Sensibly, I did it on a day when Dearly Beloved Wife One was away. Except she’d changed her plans. And so when she came home early and offered a cheery: “Hello, I didn’t expect to see you here,” she found a man up to his arms in pork in her beautiful sparkly kitchen. Armed with only a Hugh Fearnley-Whittingstall book and a couple of knives, the man whom she’d wed looked like an extra from a horror movie.

“Would you like a cup of tea?” I said, moving a pawn in front of her majestic queen. She quashed me like a mallet on an egg. Checkmate.

“Andrew,” she screeched. Things were always more serious – and frightening – when she used my full name . . . you can work out what happened next. Adios, Senorita. My butchery session was brought to a premature end and the freezer was filled with meat. I’m pretty sure it burped as I closed the door.

I did, however, sequester a leg, which I intended to transform into ham. I’d read the books, bought the salt, obtained a large tub and even got a butcher’s hook on which it could hang in our deliciously chilly cellar, swathed in ample muslin. And so began the adventures of a wannabe ham-curer.

Disney stories have a happy ending. But I’m no Mickey Mouse (you can write your own gags there).

And so, some time later, when I went to check on the ham, I found I’d not applied sufficient salt and the green mould suggested it wasn’t working out. Thank heavens for Thursday’s bin collection.
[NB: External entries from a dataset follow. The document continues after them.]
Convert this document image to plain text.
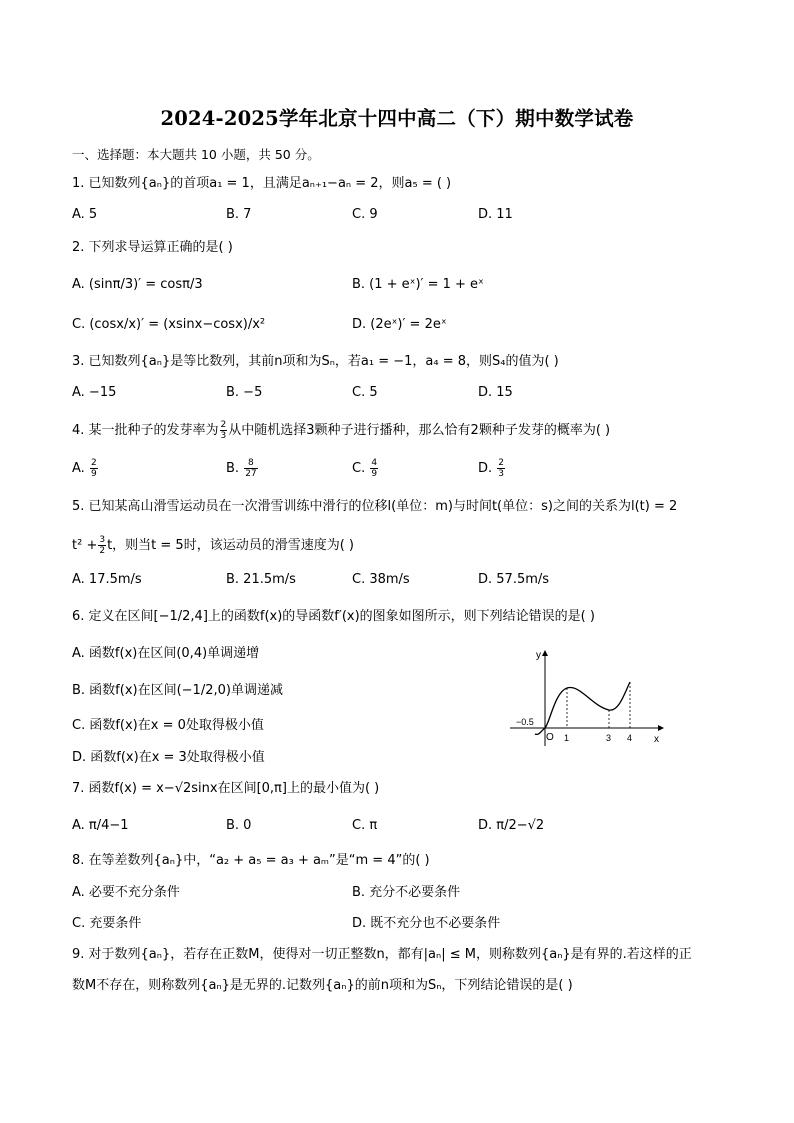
2024-2025学年北京十四中高二（下）期中数学试卷
一、选择题：本大题共 10 小题，共 50 分。
1. 已知数列{aₙ}的首项a₁ = 1，且满足aₙ₊₁−aₙ = 2，则a₅ = ( )
A. 5	B. 7	C. 9	D. 11
2. 下列求导运算正确的是( )
A. (sinπ/3)′ = cosπ/3	B. (1 + eˣ)′ = 1 + eˣ
C. (cosx/x)′ = (xsinx−cosx)/x²	D. (2eˣ)′ = 2eˣ
3. 已知数列{aₙ}是等比数列，其前n项和为Sₙ，若a₁ = −1，a₄ = 8，则S₄的值为( )
A. −15	B. −5	C. 5	D. 15
4. 某一批种子的发芽率为 $\frac{2}{3}$ 从中随机选择3颗种子进行播种，那么恰有2颗种子发芽的概率为( )
A. $\frac{2}{9}$	B. $\frac{8}{27}$	C. $\frac{4}{9}$	D. $\frac{2}{3}$
5. 已知某高山滑雪运动员在一次滑雪训练中滑行的位移l(单位：m)与时间t(单位：s)之间的关系为l(t) = 2
$t^2 + \frac{3}{2}$ t，则当t = 5时，该运动员的滑雪速度为( )
A. 17.5m/s	B. 21.5m/s	C. 38m/s	D. 57.5m/s
6. 定义在区间[−1/2,4]上的函数f(x)的导函数f′(x)的图象如图所示，则下列结论错误的是( )
A. 函数f(x)在区间(0,4)单调递增
B. 函数f(x)在区间(−1/2,0)单调递减
C. 函数f(x)在x = 0处取得极小值
D. 函数f(x)在x = 3处取得极小值
y
x
O
−0.5
1	3 4
7. 函数f(x) = x−√2sinx在区间[0,π]上的最小值为( )
A. π/4−1	B. 0	C. π	D. π/2−√2
8. 在等差数列{aₙ}中，“a₂ + a₅ = a₃ + aₘ”是“m = 4”的( )
A. 必要不充分条件	B. 充分不必要条件
C. 充要条件	D. 既不充分也不必要条件
9. 对于数列{aₙ}，若存在正数M，使得对一切正整数n，都有|aₙ| ≤ M，则称数列{aₙ}是有界的.若这样的正
数M不存在，则称数列{aₙ}是无界的.记数列{aₙ}的前n项和为Sₙ，下列结论错误的是( )
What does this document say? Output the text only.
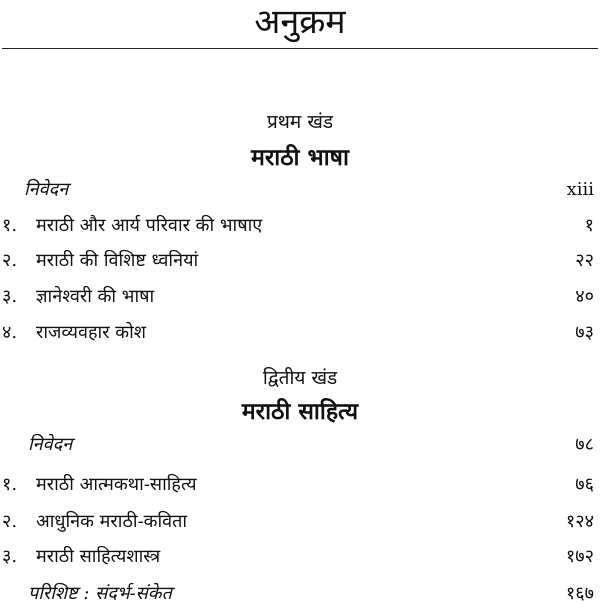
अनुक्रम
प्रथम खंड
मराठी भाषा
निवेदन	xiii
१. मराठी और आर्य परिवार की भाषाए	१
२. मराठी की विशिष्ट ध्वनियां	२२
३. ज्ञानेश्वरी की भाषा	४०
४. राजव्यवहार कोश	७३
द्वितीय खंड
मराठी साहित्य
निवेदन	७८
१. मराठी आत्मकथा-साहित्य	७६
२. आधुनिक मराठी-कविता	१२४
३. मराठी साहित्यशास्त्र	१७२
परिशिष्ट : संदर्भ-संकेत	१६७
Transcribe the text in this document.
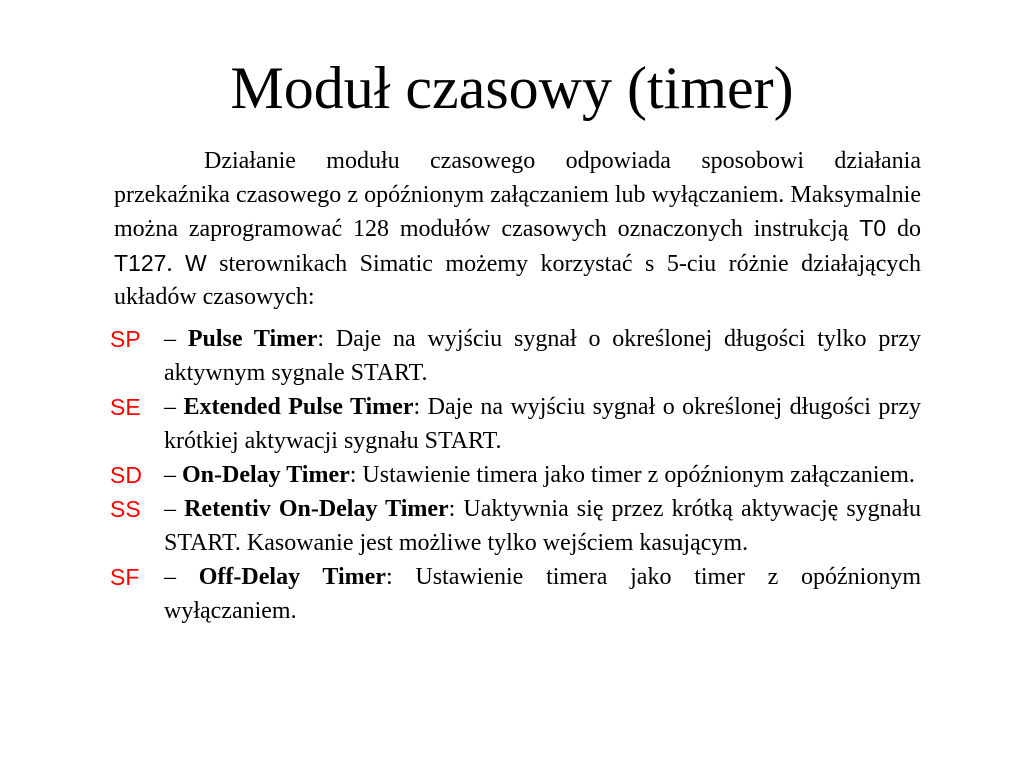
Moduł czasowy (timer)

Działanie modułu czasowego odpowiada sposobowi działania przekaźnika czasowego z opóźnionym załączaniem lub wyłączaniem. Maksymalnie można zaprogramować 128 modułów czasowych oznaczonych instrukcją T0 do T127. W sterownikach Simatic możemy korzystać s 5-ciu różnie działających układów czasowych:

SP – Pulse Timer: Daje na wyjściu sygnał o określonej długości tylko przy aktywnym sygnale START.
SE – Extended Pulse Timer: Daje na wyjściu sygnał o określonej długości przy krótkiej aktywacji sygnału START.
SD – On-Delay Timer: Ustawienie timera jako timer z opóźnionym załączaniem.
SS – Retentiv On-Delay Timer: Uaktywnia się przez krótką aktywację sygnału START. Kasowanie jest możliwe tylko wejściem kasującym.
SF – Off-Delay Timer: Ustawienie timera jako timer z opóźnionym wyłączaniem.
My butchery days were brought to a swift and undignified end and I learned to do what everyone else does when they fancy a little protein – head to a supermarket/farm shop/butcher (delete as applicable) and ask a man/woman who knows.

And so, when She Who Must Be Obeyed kindly suggested buying me a bacon-curing kit, I baulked. I have walked that road and have the mildly amusing story to show for it. There’s every chance I’d get bacon-curing wrong. And besides, as much as I love bacon – I must have got through a whole orchard full of apples during my bacon-eating career – I could never eat a whole side. And then I’d have to give it all away. And the bacon would end up cost about £12 a sandwich, or something obscene.

So we have reached an accord. I have solemnly vowed not to pretend to be a butcher on Friday afternoons, despite my carnal instincts. Knives will be left in drawers, primals in butcher shops and Hugh Fearnley books on the shelf. And she has agreed to come up with alternative hobbies to amuse and delight; like yoghurt knitting, competitive dog grooming, milk bottle collecting or soap carving.

There is one exception to the rule, as there always is. When it comes to my birthday, she’ll be the one who brings home the bacon.